The Association of Taxation Technicians (ATT) is concerned by a proposal to introduce a new penalty for businesses whose transactions are connected with VAT fraud.
The ATT has responded to a government proposal1 to introduce a new civil penalty for businesses in relation to involvement with VAT fraud. The ATT is concerned that the proposed civil penalty would apply equally without HMRC having to distinguish between whether the business or individual actually knew of the connection with the VAT fraud or whether they simply should have known.
Michael Steed, Co-chair of the ATT’s Technical Steering Group, said:
“We fully support the premise that tax cheats should be penalised but we do not see the proposed new penalty as either necessary or proportionate. Our first concern is that the consultation does not set out why HMRC finds the existing penalty legislation to be ineffective. Our second and more fundamental concern is that the Government appears to value administrative convenience for HMRC above the principle that tax penalties should fit the behaviour that gives rise to them.

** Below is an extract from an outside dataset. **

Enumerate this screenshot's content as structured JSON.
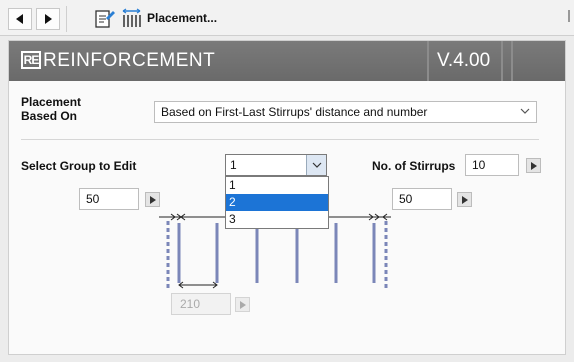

“Modern tax penalty legislation draws very clear distinctions between different behaviours which lead to an inaccuracy in a return or document. Lower penalties apply where the behaviour was carelessness, higher penalties apply where the error was deliberate and the highest apply where the behaviour involved concealment. For reasons which are not fully explained in the consultation, HMRC is seeking to move away from these important and logical distinctions. The proposal envisages the same penalty being charged whether someone had intentionally masterminded a VAT fraud or at the other extreme had been insufficiently suspicious of a business opportunity which they should have realised was too good to be true.
“We completely understand the importance of HMRC being able to challenge VAT fraud effectively and efficiently and for the tribunals and courts to be able to deal with the cases in a cost-efficient manner. However, that must not erode the principle that tax penalties should be proportionate to the behaviour of the individuals involved. If current legislation needs reform, that needs to be done without overriding the well-founded principles behind the existing penalty provisions.”